Security Operations Team Lead

Job Description

Based in Melbourne Australia, MedHealth are currently seeking someone with a high level of initiative, an outgoing personality, and a professional can-do attitude to join our team.

The Security Operations Team Lead is responsible for coordinating and delivering day-to-day operational cybersecurity activities, with a focus on incident response, security tools management, and ticket escalations.

This is a hands-on technical role that provides leadership and guidance to the security operations and engineering team while ensuring the effective operation of core cybersecurity capabilities across the enterprise.

Working closely with the Cyber Security Manager, this role will support the secure operation of systems and services, lead technical responses to threats, and continuously improve the organisation’s cyber resilience.

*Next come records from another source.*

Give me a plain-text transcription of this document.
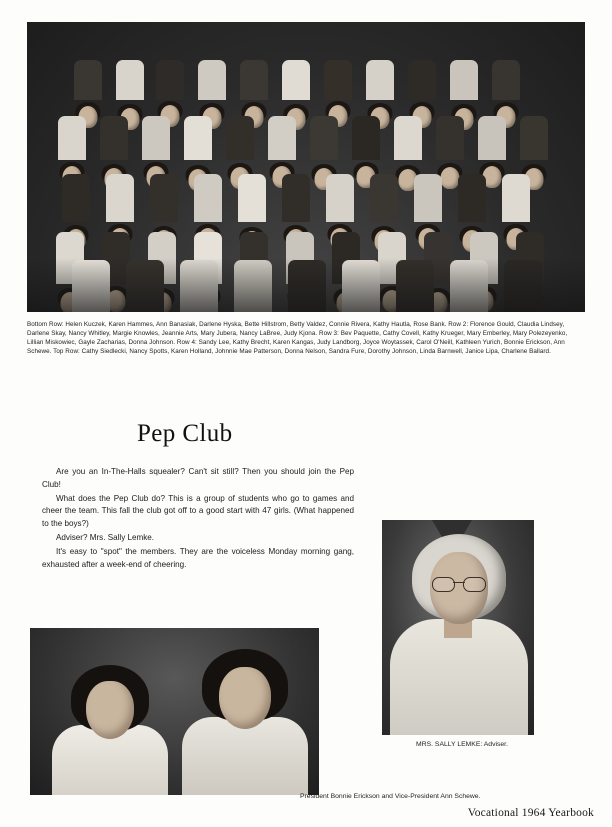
Bottom Row: Helen Kuczek, Karen Hammes, Ann Banasiak, Darlene Hyska, Bette Hillstrom, Betty Valdez, Connie Rivera, Kathy Hautla, Rose Bank. Row 2: Florence Gould, Claudia Lindsey, Darlene Skay, Nancy Whitley, Margie Knowles, Jeannie Arts, Mary Jubera, Nancy LaBree, Judy Kjona. Row 3: Bev Paquette, Cathy Covell, Kathy Krueger, Mary Emberley, Mary Polezeyenko, Lillian Miskowiec, Gayle Zacharias, Donna Johnson. Row 4: Sandy Lee, Kathy Brecht, Karen Kangas, Judy Landborg, Joyce Woytassek, Carol O'Neill, Kathleen Yurich, Bonnie Erickson, Ann Schewe. Top Row: Cathy Siedlecki, Nancy Spotts, Karen Holland, Johnnie Mae Patterson, Donna Nelson, Sandra Fure, Dorothy Johnson, Linda Barnwell, Janice Lipa, Charlene Ballard.
Pep Club

Are you an In-The-Halls squealer? Can't sit still? Then you should join the Pep Club!

What does the Pep Club do? This is a group of students who go to games and cheer the team. This fall the club got off to a good start with 47 girls. (What happened to the boys?)

Adviser? Mrs. Sally Lemke.

It's easy to "spot" the members. They are the voiceless Monday morning gang, exhausted after a week-end of cheering.

MRS. SALLY LEMKE: Adviser.
President Bonnie Erickson and Vice-President Ann Schewe.
Vocational 1964 Yearbook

• Lead and coordinate the daily operations of security operations for security alerts and incidents, ensuring timely investigation and response.
• Manage and optimise the operation of core security tools (e.g., SIEM, EDR, CASB, DLP, CSPM, vulnerability scanners).
• Maintain operational runbooks, processes, and reporting metrics to support consistent and effective service delivery.
• Provide guidance and oversight for BAU security initiatives, collaborating with senior engineers and project teams.
• Coordinate resource planning and task assignment for day-to-day security operations
• Act as the primary escalation point for complex technical security incidents and coordinate cross-functional investigation and remediation.
• Drive root cause analysis and post-incident reviews, contributing to continuous improvement efforts.
• Support the integration of threat intelligence and detection engineering into operational workflows.
• Contribute to the design, implementation, and continuous improvement of security architectures and control solutions.
• Ensure that operational security activities are aligned with enterprise risk and compliance requirements.
• Provide day-to-day leadership and mentoring to security team, supporting their development and technical growth.
• Promote a collaborative and high-performance culture within the security operations team.

Qualifications

• 5+ years of experience in technical cybersecurity roles, with a focus on security operations or engineering.
• Demonstrated experience managing or coordinating incident response and operational cybersecurity workflows.
• Experience leading a team or acting as senior role within a larger team.
• Hands-on expertise with enterprise security tools (e.g., SIEM, EDR, vulnerability scanners, CASB, DLP, cloud security platforms).
• Strong grasp of modern attack techniques, TTPs (e.g. MITRE ATT&CK), and threat actor behaviours.
• Strong Cloud (Microsoft Azure) and Office 365 knowledge
• Solid understanding of networking, operating systems, cloud infrastructure (Azure), and identity systems.
• Relevant certifications desirable (e.g., GCIA, GCIH, CISSP, Azure/AWS Security, OSCP).

Additional Information

You are welcome here.

Our fast-growing team of more than 3,500 people around Australia represent a huge array of life experiences, skills and ways of thinking. We value all these differences. 

We are an Equal Opportunity Employer, proudly welcoming people with disability including mental health conditions, people from diverse cultural and linguistic backgrounds, people from the LGBTQI community, veterans, carers and Indigenous Australians to our team.

We are happy to adjust our recruitment process to support accessibility needs.